Jacopo Bianchi | Pochi contenuti, qualche contestazione, tanto mestiere. L’atteso confronto Violante-Zagrebelsky sulla riforma costituzionale andato in scena domenica sera alla Festa dell’Unità di Torino è stato lo specchio di questa Italia che si avvicina al referendum. Votare “si” o votare “no” è sempre più una scelta di campo contro l’avversario piuttosto che a favore di una posizione certa e condivisa.
Il primo ad accorgersene è stato proprio Gustavo Zagrebelsky, immediatamente interrotto da una ragazza della platea, che ha chiesto di esaminare i punti e i contenuti della riforma invece di largheggiare con i preamboli e le introduzioni. Ma a farla comunque da padrone dal palco dell’area dibattiti di Piazza d’Armi è stata una buona dose di politichese mescolata ad una sapiente lezione di diritto costituzionale. Ne è nato un ragionamento su sessant’anni di storia repubblicana e di storia dei partiti politici, durante il quale ha fatto timidamente la sua comparsa anche il disegno di legge di riforma della Costituzione.
È successo quando il discorso è (finalmente) caduto sul tema dei futuri assetti del Senato. Come saranno scelti i nuovi inquilini di Palazzo Madama? In maniera contraddittoria, secondo Zagrebelsky, perché c’è contraddizione già nel testo presentato dal ministro Boschi. “I senatori -ha puntualizzato il professore citando l’articolo 2 della riforma del Senato- saranno eletti dai consigli regionali secondo le scelte degli elettori, quindi con un’ambiguità di fondo su chi farà la scelta con un voto o con una nomina”. Non così per Luciano Violante: “sulla scheda elettorale per il consiglio regionale -ha spiegato l’ex magistrato- gli elettori potranno indicare accanto alla preferenza per il consigliere anche il nome del candidato al Senato che se eletto al consiglio potrà concorre alla seconda elezione”. Il Senato -ha aggiunto Violante- non dovrà più votare la fiducia al governo, cancellando così uno dei motivi di instabilità che hanno portato ad un’alternanza di maggioranze negli ultimi vent’anni. Ma lo stesso Senato avrà una competenza generale sull’attuazione delle politiche comunitarie, motivo questo che lo autorizzerà ad intervenire sugli atti del governo con il rischio -è l’analisi di Zagrebelsky- di rallentare se non addirittura ostacolarne il lavoro.

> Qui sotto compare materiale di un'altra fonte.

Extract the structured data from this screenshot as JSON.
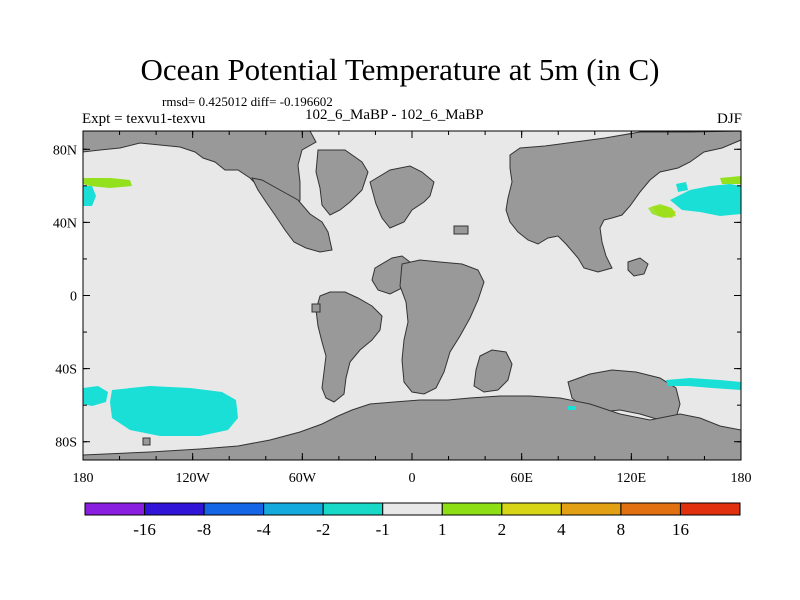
{
  "header": {
    "title": "Ocean Potential Temperature at 5m (in C)",
    "stats": "rmsd= 0.425012 diff= -0.196602",
    "experiment": "Expt = texvu1-texvu",
    "subtitle": "102_6_MaBP - 102_6_MaBP",
    "season": "DJF"
  },
  "map": {
    "land_color": "#999999",
    "ocean_color": "#e8e8e8",
    "x_tick_labels": [
      "180",
      "120W",
      "60W",
      "0",
      "60E",
      "120E",
      "180"
    ],
    "y_tick_labels": [
      "80N",
      "40N",
      "0",
      "40S",
      "80S"
    ],
    "anomaly_colors": {
      "minus_2_to_minus_1": "#19dfd6",
      "1_to_2": "#93e01c",
      "2_to_4": "#d7d612"
    }
  },
  "colorbar": {
    "colors": [
      "#8a1ee0",
      "#3014d8",
      "#1466e6",
      "#14aade",
      "#18d8c8",
      "#e8e8e8",
      "#8ede14",
      "#d8d416",
      "#e2a014",
      "#e07010",
      "#e0300e"
    ],
    "labels": [
      "-16",
      "-8",
      "-4",
      "-2",
      "-1",
      "1",
      "2",
      "4",
      "8",
      "16"
    ]
  }
}
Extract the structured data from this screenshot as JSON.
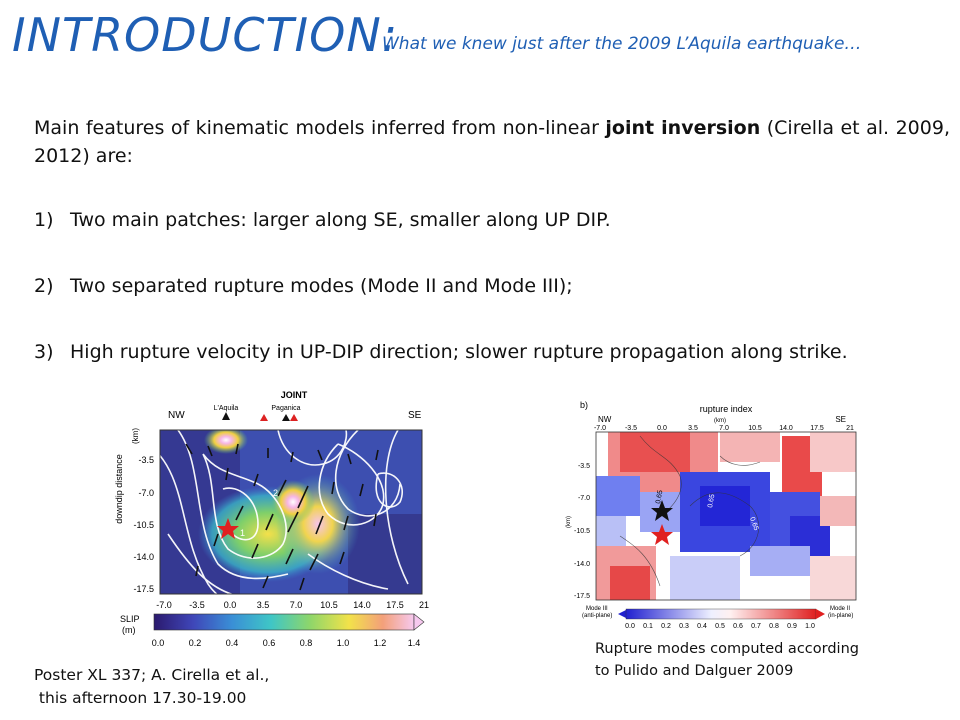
{
  "header": {
    "title": "INTRODUCTION:",
    "subtitle": "What we knew just after the 2009 L’Aquila earthquake…"
  },
  "intro": {
    "text_before": "Main features of kinematic models inferred from non-linear ",
    "bold": "joint inversion",
    "text_after": " (Cirella et al. 2009, 2012) are:"
  },
  "list": [
    {
      "num": "1)",
      "text": "Two main patches: larger along SE, smaller along UP DIP."
    },
    {
      "num": "2)",
      "text": "Two separated rupture modes (Mode II and Mode III);"
    },
    {
      "num": "3)",
      "text": "High rupture velocity in UP-DIP direction; slower rupture propagation along strike."
    }
  ],
  "fig_left": {
    "title": "JOINT",
    "nw": "NW",
    "se": "SE",
    "town1": "L'Aquila",
    "town2": "Paganica",
    "yunit": "(km)",
    "ylabel": "downdip distance",
    "yticks": [
      "-3.5",
      "-7.0",
      "-10.5",
      "-14.0",
      "-17.5"
    ],
    "xticks": [
      "-7.0",
      "-3.5",
      "0.0",
      "3.5",
      "7.0",
      "10.5",
      "14.0",
      "17.5",
      "21"
    ],
    "cbar_label1": "SLIP",
    "cbar_label2": "(m)",
    "cbar_ticks": [
      "0.0",
      "0.2",
      "0.4",
      "0.6",
      "0.8",
      "1.0",
      "1.2",
      "1.4"
    ],
    "contour_labels": [
      "1",
      "2"
    ]
  },
  "fig_right": {
    "panel": "b)",
    "title": "rupture index",
    "nw": "NW",
    "se": "SE",
    "xunit": "(km)",
    "yunit": "(km)",
    "xticks": [
      "-7.0",
      "-3.5",
      "0.0",
      "3.5",
      "7.0",
      "10.5",
      "14.0",
      "17.5",
      "21"
    ],
    "yticks": [
      "-3.5",
      "-7.0",
      "-10.5",
      "-14.0",
      "-17.5"
    ],
    "mode3_l1": "Mode III",
    "mode3_l2": "(anti-plane)",
    "mode2_l1": "Mode II",
    "mode2_l2": "(in-plane)",
    "cbar_ticks": [
      "0.0",
      "0.1",
      "0.2",
      "0.3",
      "0.4",
      "0.5",
      "0.6",
      "0.7",
      "0.8",
      "0.9",
      "1.0"
    ],
    "contour_labels": [
      "0.65",
      "0.65",
      "0.65"
    ]
  },
  "captions": {
    "right": [
      "Rupture modes computed according",
      "to Pulido and Dalguer 2009"
    ],
    "poster": [
      "Poster XL 337; A. Cirella et al.,",
      " this afternoon 17.30-19.00"
    ]
  }
}
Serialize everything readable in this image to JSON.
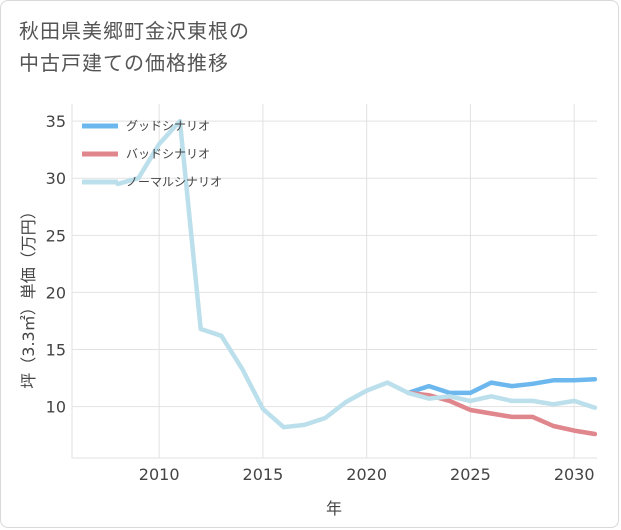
{
  "chart_data": {
    "type": "line",
    "title_lines": [
      "秋田県美郷町金沢東根の",
      "中古戸建ての価格推移"
    ],
    "xlabel": "年",
    "ylabel": "坪（3.3㎡）単価（万円）",
    "xlim": [
      2005.8,
      2031.1
    ],
    "ylim": [
      5.5,
      36.5
    ],
    "xticks": [
      2010,
      2015,
      2020,
      2025,
      2030
    ],
    "yticks": [
      10,
      15,
      20,
      25,
      30,
      35
    ],
    "legend_position": "top-left",
    "series": [
      {
        "name": "グッドシナリオ",
        "color": "#6cb8ee",
        "x": [
          2022,
          2023,
          2024,
          2025,
          2026,
          2027,
          2028,
          2029,
          2030,
          2031
        ],
        "values": [
          11.2,
          11.8,
          11.2,
          11.2,
          12.1,
          11.8,
          12.0,
          12.3,
          12.3,
          12.4
        ]
      },
      {
        "name": "バッドシナリオ",
        "color": "#e0868d",
        "x": [
          2022,
          2023,
          2024,
          2025,
          2026,
          2027,
          2028,
          2029,
          2030,
          2031
        ],
        "values": [
          11.2,
          11.0,
          10.5,
          9.7,
          9.4,
          9.1,
          9.1,
          8.3,
          7.9,
          7.6
        ]
      },
      {
        "name": "ノーマルシナリオ",
        "color": "#bcdfec",
        "x": [
          2008,
          2009,
          2010,
          2011,
          2012,
          2013,
          2014,
          2015,
          2016,
          2017,
          2018,
          2019,
          2020,
          2021,
          2022,
          2023,
          2024,
          2025,
          2026,
          2027,
          2028,
          2029,
          2030,
          2031
        ],
        "values": [
          29.5,
          30.0,
          33.0,
          35.0,
          16.8,
          16.2,
          13.3,
          9.8,
          8.2,
          8.4,
          9.0,
          10.4,
          11.4,
          12.1,
          11.2,
          10.7,
          10.9,
          10.5,
          10.9,
          10.5,
          10.5,
          10.2,
          10.5,
          9.9
        ]
      }
    ]
  }
}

Insomma, non ne usciamo con le idee più chiare di quando siamo entrati. Come non siamo sicuri che un “no” o un “si” al referendum preservi o deleghi l’autonomia e la sovranità degli italiani a beneficio di chi oggi dall’Europa a certi giornali finanziari chiede un cambio di marcia al nostro Paese. Di una cosa siamo sicuri, che prima o poi voteremo per questa riforma. Quando, però, ancora non si sa.